Simplifying the recycling of permanent magnets
September 2, 2015
The Fraunhofer Institute for Silicate Research ISC, based in Alzenau, Germany, has reported a new, simplified process route for the recycling of permanent magnets that is claimed to enable the fast and cost-effective recycling of the rare earth elements neodymium and dysprosium.
Currently, methods of recycling permanent magnets involve extracting the rare earth elements from the magnet in a laborious and expensive process. The scientists of the Fraunhofer Project Group for Materials Recycling and Resource Strategies IWKS in Alzenau and Hanau of the Fraunhofer Institute for Silicate Research ISC are now pursuing a different approach. “Instead of trying to regain each individual type of rare earth, we focus on recycling the entire material, meaning the complete magnet – and this in only a few steps,” stated Oliver Diehl, a scientist in the Project Group IWKS. “This process is much easier and more efficient, because the composition of the material is already almost as it should be.”
The new recycling method utilises the melt spinning process, also known as rapid solidification, where researchers begin by melting the magnet.
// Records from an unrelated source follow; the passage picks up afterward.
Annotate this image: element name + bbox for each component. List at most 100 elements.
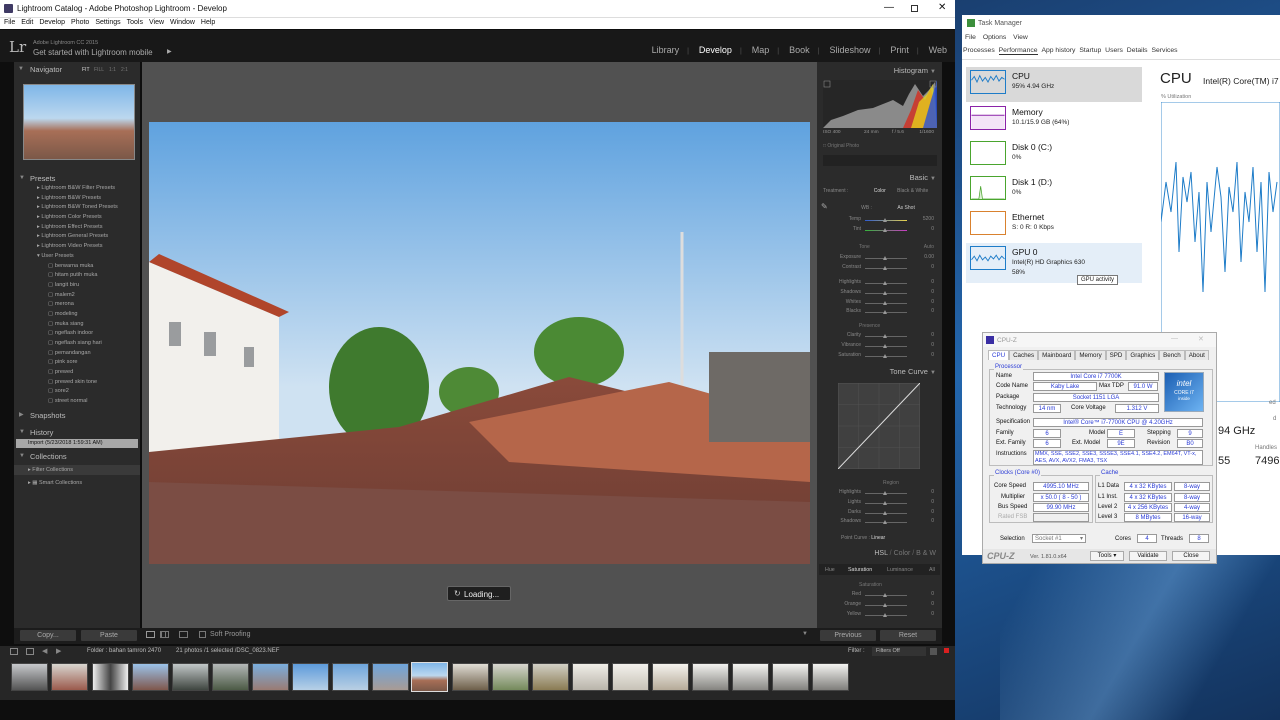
tools-button[interactable]: Tools ▾ <box>1090 551 1124 561</box>
user-preset[interactable]: ▢ pemandangan <box>14 349 140 359</box>
grid-view-icon[interactable] <box>26 648 34 655</box>
module-map[interactable]: Map <box>752 45 770 55</box>
perf-item-disk0[interactable]: Disk 0 (C:) 0% <box>966 138 1142 173</box>
preset-folder[interactable]: ▸ Lightroom B&W Toned Presets <box>14 203 140 213</box>
perf-item-disk1[interactable]: Disk 1 (D:) 0% <box>966 173 1142 208</box>
original-photo-checkbox[interactable]: □ Original Photo <box>823 143 859 149</box>
mobile-prompt[interactable]: Get started with Lightroom mobile <box>33 48 153 57</box>
tab-bench[interactable]: Bench <box>1159 350 1185 360</box>
filmstrip-thumbnail[interactable] <box>612 663 649 691</box>
module-library[interactable]: Library <box>652 45 680 55</box>
filmstrip-thumbnail[interactable] <box>812 663 849 691</box>
slider-contrast[interactable]: Contrast 0 <box>817 264 942 274</box>
reset-button[interactable]: Reset <box>880 630 936 641</box>
filter-lock-icon[interactable] <box>930 648 937 655</box>
module-develop[interactable]: Develop <box>699 45 732 55</box>
slider-highlights[interactable]: Highlights 0 <box>817 279 942 289</box>
user-preset[interactable]: ▢ sore2 <box>14 387 140 397</box>
slider-orange[interactable]: Orange 0 <box>817 601 942 611</box>
filmstrip-thumbnail[interactable] <box>92 663 129 691</box>
zoom-fit[interactable]: FIT <box>82 67 90 73</box>
point-curve-dropdown[interactable]: Linear <box>871 535 885 541</box>
preset-folder[interactable]: ▸ Lightroom Color Presets <box>14 213 140 223</box>
filmstrip-thumbnail[interactable] <box>492 663 529 691</box>
user-preset[interactable]: ▢ pink sore <box>14 358 140 368</box>
navigator-header[interactable]: ▼ Navigator FIT FILL 1:1 2:1 <box>14 65 140 75</box>
subtab-saturation[interactable]: Saturation <box>848 567 872 573</box>
minimize-icon[interactable]: — <box>884 2 894 13</box>
tab-app-history[interactable]: App history <box>1041 47 1075 54</box>
user-preset[interactable]: ▢ malem2 <box>14 291 140 301</box>
tab-details[interactable]: Details <box>1127 47 1148 54</box>
tab-about[interactable]: About <box>1184 350 1209 360</box>
loupe-view-icon[interactable] <box>146 631 155 638</box>
slider-region-shadows[interactable]: Shadows 0 <box>817 518 942 528</box>
filmstrip-thumbnail[interactable] <box>292 663 329 691</box>
wb-eyedropper-icon[interactable]: ✎ <box>821 202 828 211</box>
filmstrip-folder[interactable]: Folder : bahan tamron 2470 <box>87 648 161 654</box>
collection-set[interactable]: ▸ Filter Collections <box>14 465 140 475</box>
filter-dropdown[interactable]: Filters Off <box>872 647 926 656</box>
tab-mainboard[interactable]: Mainboard <box>1038 350 1076 360</box>
history-header[interactable]: ▼ History <box>14 427 140 438</box>
module-print[interactable]: Print <box>890 45 909 55</box>
tab-startup[interactable]: Startup <box>1079 47 1101 54</box>
tab-services[interactable]: Services <box>1151 47 1177 54</box>
subtab-hue[interactable]: Hue <box>825 567 835 573</box>
forward-arrow-icon[interactable]: ▶ <box>56 647 61 655</box>
treatment-color[interactable]: Color <box>874 188 886 194</box>
filmstrip-thumbnail[interactable] <box>372 663 409 691</box>
filmstrip-thumbnail[interactable] <box>212 663 249 691</box>
preset-folder[interactable]: ▸ Lightroom B&W Filter Presets <box>14 184 140 194</box>
histogram-header[interactable]: Histogram ▼ <box>894 66 936 75</box>
subtab-all[interactable]: All <box>929 567 935 573</box>
tm-menu-options[interactable]: Options <box>983 34 1006 41</box>
tab-spd[interactable]: SPD <box>1105 350 1127 360</box>
module-web[interactable]: Web <box>929 45 947 55</box>
filmstrip-thumbnail[interactable] <box>532 663 569 691</box>
slider-exposure[interactable]: Exposure 0.00 <box>817 254 942 264</box>
basic-header[interactable]: Basic ▼ <box>910 173 936 182</box>
close-icon[interactable]: ✕ <box>938 2 946 13</box>
zoom-fill[interactable]: FILL <box>94 67 104 73</box>
filmstrip-thumbnail[interactable] <box>772 663 809 691</box>
treatment-bw[interactable]: Black & White <box>897 188 928 194</box>
filmstrip-thumbnail[interactable] <box>652 663 689 691</box>
menu-develop[interactable]: Develop <box>39 19 65 26</box>
photo-image[interactable] <box>149 122 810 564</box>
filmstrip-thumbnail[interactable] <box>572 663 609 691</box>
zoom-2-1[interactable]: 2:1 <box>121 67 128 73</box>
user-preset[interactable]: ▢ ngeflash siang hari <box>14 339 140 349</box>
perf-item-memory[interactable]: Memory 10.1/15.9 GB (64%) <box>966 103 1142 138</box>
preset-folder-user[interactable]: ▾ User Presets <box>14 252 140 262</box>
auto-tone-button[interactable]: Auto <box>924 244 934 250</box>
previous-button[interactable]: Previous <box>820 630 876 641</box>
preset-folder[interactable]: ▸ Lightroom B&W Presets <box>14 194 140 204</box>
filmstrip-thumbnail[interactable] <box>11 663 48 691</box>
tab-graphics[interactable]: Graphics <box>1126 350 1160 360</box>
module-book[interactable]: Book <box>789 45 810 55</box>
user-preset[interactable]: ▢ modeling <box>14 310 140 320</box>
menu-window[interactable]: Window <box>170 19 195 26</box>
close-button[interactable]: Close <box>1172 551 1210 561</box>
filmstrip-thumbnail[interactable] <box>252 663 289 691</box>
develop-tool-strip[interactable] <box>823 155 937 166</box>
menu-file[interactable]: File <box>4 19 15 26</box>
slider-shadows[interactable]: Shadows 0 <box>817 289 942 299</box>
slider-blacks[interactable]: Blacks 0 <box>817 308 942 318</box>
slider-clarity[interactable]: Clarity 0 <box>817 332 942 342</box>
collections-header[interactable]: ▼ Collections <box>14 451 140 462</box>
perf-item-ethernet[interactable]: Ethernet S: 0 R: 0 Kbps <box>966 208 1142 243</box>
tab-performance[interactable]: Performance <box>998 47 1038 55</box>
tone-curve-graph[interactable] <box>838 383 920 469</box>
tab-hsl[interactable]: HSL <box>874 550 887 557</box>
filmstrip-count[interactable]: 21 photos /1 selected /DSC_0823.NEF <box>176 648 279 654</box>
back-arrow-icon[interactable]: ◀ <box>42 647 47 655</box>
zoom-1-1[interactable]: 1:1 <box>109 67 116 73</box>
filmstrip-thumbnail[interactable] <box>51 663 88 691</box>
validate-button[interactable]: Validate <box>1129 551 1167 561</box>
tab-memory[interactable]: Memory <box>1075 350 1106 360</box>
slider-region-highlights[interactable]: Highlights 0 <box>817 489 942 499</box>
selection-dropdown[interactable]: Socket #1 ▾ <box>1032 534 1086 543</box>
before-after-icon[interactable] <box>160 631 169 638</box>
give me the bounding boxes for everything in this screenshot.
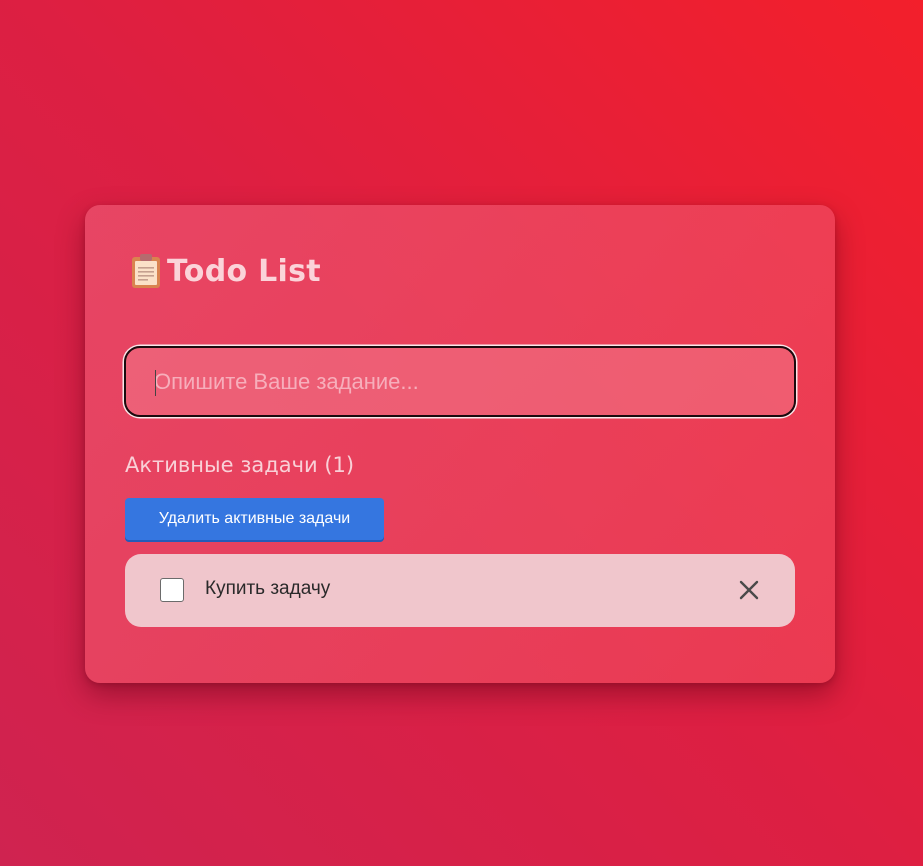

The liquefied material, heated to more than 1000°C, is directed via a nozzle onto a water-cooled copper wheel that rotates at a speed of 10 to 35 metres per second. As soon as the melted droplet comes into contact with the copper, it transfers its heat to the metal within fractions of a second and solidifies into flakes.
If the melted material was allowed to solidify in the normal way the atoms would line up in rows, in a crystal lattice. In the melt spinning procedure, however, crystallisation is avoided with either an amorphous structure being formed in which the atoms are completely irregularly arranged, or a nanocrystalline structure in which the atoms arrange themselves in nanometer-sized grains to form a crystalline structure.
The advantage is that the grain sizes – meaning the areas with the same crystalline structure – can be specifically varied and can be used to change the properties of the permanent magnet. In a further step, the researchers mill the flakes into a powder, which can then be further processed. “We press it into its final shape,” Diehl added.
A demonstration plant has already been established. “The demo system can process up to half a kilogram of molten material and is somewhere between a lab and a large-scale plant,” stated Diehl. The researchers are now optimising the properties of the recycled magnets by varying the melt spinning process – such as the speed of the copper wheel or the temperature of the melted material during the rapid solidification process. Both influence the cooling rate and consequentially also the crystalline structure of the solidified material.